Welcome to Mozilla Science Lab's Study Group Orientation!


4.3 Reproducibility

You’re preparing your research for publication and the temptation may be to focus on the results and discussion sections of your paper-- after all, that’s what will make the biggest splash! But consider how to use publication to make your work reproducible, so that other researchers successfully recreate your results using your data, code and methods. (Reproducing the results of a study is a bit different than replicating a study, where another researcher uses your methods and your code but collects or generates a new data set. Both replication and reproduction are things another researcher may try to verify the results of a published study. For more on the reproducibility versus replicability, see “A Statistical Definition for Reproducibility and Replicability,” by Patil et al.)

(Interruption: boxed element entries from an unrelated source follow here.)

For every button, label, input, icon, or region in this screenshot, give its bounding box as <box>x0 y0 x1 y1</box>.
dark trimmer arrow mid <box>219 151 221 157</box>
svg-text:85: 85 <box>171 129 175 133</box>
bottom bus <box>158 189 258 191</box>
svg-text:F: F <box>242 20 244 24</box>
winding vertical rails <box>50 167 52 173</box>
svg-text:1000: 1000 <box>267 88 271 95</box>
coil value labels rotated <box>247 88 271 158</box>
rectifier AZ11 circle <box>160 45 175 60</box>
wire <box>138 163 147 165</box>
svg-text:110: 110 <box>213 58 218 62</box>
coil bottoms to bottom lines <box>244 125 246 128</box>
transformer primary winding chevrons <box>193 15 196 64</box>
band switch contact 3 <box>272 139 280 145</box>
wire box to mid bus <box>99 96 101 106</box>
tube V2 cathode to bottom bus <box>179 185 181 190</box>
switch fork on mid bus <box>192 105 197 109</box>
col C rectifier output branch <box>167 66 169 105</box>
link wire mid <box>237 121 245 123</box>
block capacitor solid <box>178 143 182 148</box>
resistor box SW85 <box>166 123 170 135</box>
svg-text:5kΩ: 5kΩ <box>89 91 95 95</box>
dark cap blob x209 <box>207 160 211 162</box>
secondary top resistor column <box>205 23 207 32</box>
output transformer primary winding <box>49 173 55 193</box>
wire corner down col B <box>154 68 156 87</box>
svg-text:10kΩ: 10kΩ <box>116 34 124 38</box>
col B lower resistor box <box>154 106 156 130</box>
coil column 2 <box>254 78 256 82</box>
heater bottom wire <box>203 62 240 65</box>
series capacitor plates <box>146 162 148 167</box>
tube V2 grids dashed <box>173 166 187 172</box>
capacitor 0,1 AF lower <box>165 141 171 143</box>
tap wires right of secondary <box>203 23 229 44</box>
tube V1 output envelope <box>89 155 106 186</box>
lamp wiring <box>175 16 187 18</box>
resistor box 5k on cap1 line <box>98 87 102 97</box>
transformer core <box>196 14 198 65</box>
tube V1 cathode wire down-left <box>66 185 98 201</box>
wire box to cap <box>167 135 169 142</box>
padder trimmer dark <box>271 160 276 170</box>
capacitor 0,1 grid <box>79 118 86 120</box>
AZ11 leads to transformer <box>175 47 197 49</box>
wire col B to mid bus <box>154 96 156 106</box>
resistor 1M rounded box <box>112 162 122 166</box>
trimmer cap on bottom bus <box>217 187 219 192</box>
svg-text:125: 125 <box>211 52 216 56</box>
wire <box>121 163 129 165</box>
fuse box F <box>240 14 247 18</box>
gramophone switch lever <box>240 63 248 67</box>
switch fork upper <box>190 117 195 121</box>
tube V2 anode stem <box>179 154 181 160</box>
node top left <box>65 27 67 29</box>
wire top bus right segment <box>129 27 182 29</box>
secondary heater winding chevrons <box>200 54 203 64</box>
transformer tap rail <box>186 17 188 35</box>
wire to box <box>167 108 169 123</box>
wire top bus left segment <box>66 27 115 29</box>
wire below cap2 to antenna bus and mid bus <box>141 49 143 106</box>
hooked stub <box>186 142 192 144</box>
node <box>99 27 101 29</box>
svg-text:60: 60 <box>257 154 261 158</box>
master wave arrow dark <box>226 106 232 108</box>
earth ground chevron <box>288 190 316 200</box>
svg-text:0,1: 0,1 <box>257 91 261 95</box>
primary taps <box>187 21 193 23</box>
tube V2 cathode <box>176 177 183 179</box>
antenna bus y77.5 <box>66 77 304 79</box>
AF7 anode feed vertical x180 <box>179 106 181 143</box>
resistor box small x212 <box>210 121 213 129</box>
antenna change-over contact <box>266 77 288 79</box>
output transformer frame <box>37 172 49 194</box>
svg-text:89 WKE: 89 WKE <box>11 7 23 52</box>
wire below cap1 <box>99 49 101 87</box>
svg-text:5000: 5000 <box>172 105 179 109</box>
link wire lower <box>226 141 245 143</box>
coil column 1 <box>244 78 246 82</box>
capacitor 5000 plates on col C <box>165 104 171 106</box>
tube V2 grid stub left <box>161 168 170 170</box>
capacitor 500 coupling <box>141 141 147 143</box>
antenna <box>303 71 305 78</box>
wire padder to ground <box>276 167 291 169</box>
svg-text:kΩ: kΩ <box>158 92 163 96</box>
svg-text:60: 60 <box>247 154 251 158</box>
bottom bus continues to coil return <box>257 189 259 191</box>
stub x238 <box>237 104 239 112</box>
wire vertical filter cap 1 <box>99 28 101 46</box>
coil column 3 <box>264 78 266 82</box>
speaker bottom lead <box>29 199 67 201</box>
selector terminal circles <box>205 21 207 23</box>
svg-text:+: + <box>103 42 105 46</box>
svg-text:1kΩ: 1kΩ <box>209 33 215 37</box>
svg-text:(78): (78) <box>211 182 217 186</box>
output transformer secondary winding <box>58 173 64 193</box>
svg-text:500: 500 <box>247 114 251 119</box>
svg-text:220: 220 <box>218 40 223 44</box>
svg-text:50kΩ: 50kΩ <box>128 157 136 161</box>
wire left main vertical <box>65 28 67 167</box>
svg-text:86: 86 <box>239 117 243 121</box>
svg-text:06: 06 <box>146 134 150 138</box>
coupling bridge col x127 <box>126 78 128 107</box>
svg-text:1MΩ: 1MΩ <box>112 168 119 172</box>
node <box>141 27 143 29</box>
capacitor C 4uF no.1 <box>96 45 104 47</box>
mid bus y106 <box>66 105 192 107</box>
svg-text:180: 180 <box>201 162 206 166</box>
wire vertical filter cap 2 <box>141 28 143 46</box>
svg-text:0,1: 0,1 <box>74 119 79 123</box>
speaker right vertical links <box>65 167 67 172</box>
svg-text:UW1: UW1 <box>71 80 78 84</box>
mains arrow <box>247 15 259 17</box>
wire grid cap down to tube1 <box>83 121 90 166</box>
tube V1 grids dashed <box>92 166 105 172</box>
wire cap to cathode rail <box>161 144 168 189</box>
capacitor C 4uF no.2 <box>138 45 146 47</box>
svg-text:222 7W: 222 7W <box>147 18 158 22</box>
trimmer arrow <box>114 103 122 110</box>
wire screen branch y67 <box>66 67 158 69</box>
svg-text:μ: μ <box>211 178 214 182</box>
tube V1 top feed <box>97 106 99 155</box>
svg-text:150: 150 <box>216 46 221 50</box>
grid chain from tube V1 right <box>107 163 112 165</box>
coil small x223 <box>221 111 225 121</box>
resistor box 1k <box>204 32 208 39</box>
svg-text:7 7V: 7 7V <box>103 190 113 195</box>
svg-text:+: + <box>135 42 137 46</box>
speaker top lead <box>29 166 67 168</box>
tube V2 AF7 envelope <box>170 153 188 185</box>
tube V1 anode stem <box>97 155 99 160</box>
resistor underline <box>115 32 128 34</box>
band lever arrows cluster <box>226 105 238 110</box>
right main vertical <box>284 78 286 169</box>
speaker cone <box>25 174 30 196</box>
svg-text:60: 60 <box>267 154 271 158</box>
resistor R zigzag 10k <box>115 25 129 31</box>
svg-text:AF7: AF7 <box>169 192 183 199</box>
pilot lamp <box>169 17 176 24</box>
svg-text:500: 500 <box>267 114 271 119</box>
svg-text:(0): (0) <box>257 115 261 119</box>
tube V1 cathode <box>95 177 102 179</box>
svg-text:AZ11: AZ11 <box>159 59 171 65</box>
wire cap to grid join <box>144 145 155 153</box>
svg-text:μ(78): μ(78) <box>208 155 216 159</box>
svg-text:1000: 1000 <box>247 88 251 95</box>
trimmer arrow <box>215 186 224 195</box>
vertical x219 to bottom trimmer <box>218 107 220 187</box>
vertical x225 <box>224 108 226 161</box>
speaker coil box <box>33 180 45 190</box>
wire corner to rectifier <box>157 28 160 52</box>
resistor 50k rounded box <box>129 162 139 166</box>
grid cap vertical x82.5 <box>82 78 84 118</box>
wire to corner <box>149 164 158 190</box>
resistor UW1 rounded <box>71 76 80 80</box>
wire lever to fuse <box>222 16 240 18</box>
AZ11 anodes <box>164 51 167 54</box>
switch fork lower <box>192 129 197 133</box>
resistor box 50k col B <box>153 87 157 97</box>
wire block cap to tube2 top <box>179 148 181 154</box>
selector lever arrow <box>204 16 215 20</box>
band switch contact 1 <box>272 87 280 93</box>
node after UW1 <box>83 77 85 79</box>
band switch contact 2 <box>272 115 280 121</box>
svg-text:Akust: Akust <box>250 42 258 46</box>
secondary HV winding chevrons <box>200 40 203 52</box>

By making your work reproducible, you:

  • Increase the usefulness of your research by enabling others to easily build on your results, and re-use your research materials
  • Ensure validity and trust in your results, and help to support the validity of future studies that are based on your work
  • Increase accuracy, trust, and confidence in your field broadly.

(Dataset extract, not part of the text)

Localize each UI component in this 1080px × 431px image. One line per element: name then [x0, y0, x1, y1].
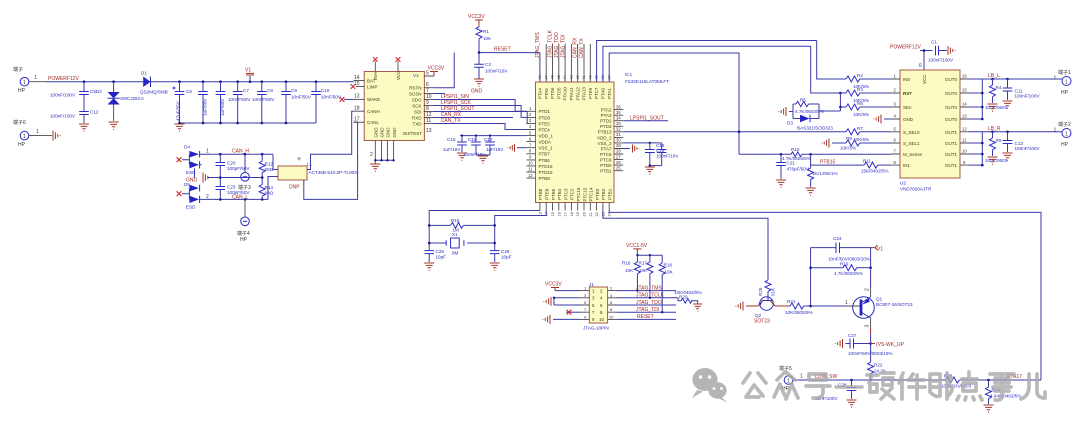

Publishing studies that can be reproduced or replicated may seem like a no-brainer. But it’s not an inevitable outcome of every publication. In 2012, cancer researchers Begley and Ellis published a comment in the journal Nature, called “Drug development: Raise standards for preclinical cancer research.” The article describes a crisis in the quality of scientific literature in cancer research. Working over a period of 10 years, Begley and his team at Amgen labs attempted to replicate the results of 53 known “landmark” studies in the field, but were only able to confirm results in 6 of those studies (11%).

Some of these non-replicable studies had resulted in hundreds of secondary publications, building on unconfirmed results and likely leading to the development and eventually the testing of ineffective drugs in cancer patients. Certainly, drug development is a complex problem, with models and technologies that are challenging to work with. But the intense pressure to publish early and often can result in the submission of studies without the level of documentation that allows for either reproduction or replication of results, and doesn’t tell the full story of the research. A glance at the website Retraction Watch, a project of the Center for Scientific Integrity, shows that the problem of publishing unverifiable results isn’t confined to oncology research. For one perspective on how this plays out in different fields, see Roger Peng’s blog post "A Simple Explanation for the Replication Crisis in Science".

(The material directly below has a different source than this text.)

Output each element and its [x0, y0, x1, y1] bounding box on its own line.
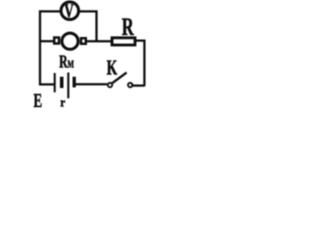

In their comment, Begley and Ellis call for more rigorous documentation practices, such as the inclusion of all experimental methods and data from all trials of a given drug in a published paper about that drug-- not just the few trials that succeeded. A truly reproducible study should contain a complete narrative of the research, and include well-documented methods, code, and data.

There are a number of tools and practices that can help you tell a coherent research story, without gaps or fuzzy areas. See biostatistician Karl Broman’s terrific tutorial, “Initial Steps Toward Reproducible Research” for more on how you might get started. Another great resource is anthropologist Ben Marwick’s presentation “Reproducible Research: A View from the Social Sciences.” As mentioned in the introduction to this section, you don’t have to adopt every best practice in reproducibility at once! Find the ones that seem most promising for your work, and give them a try.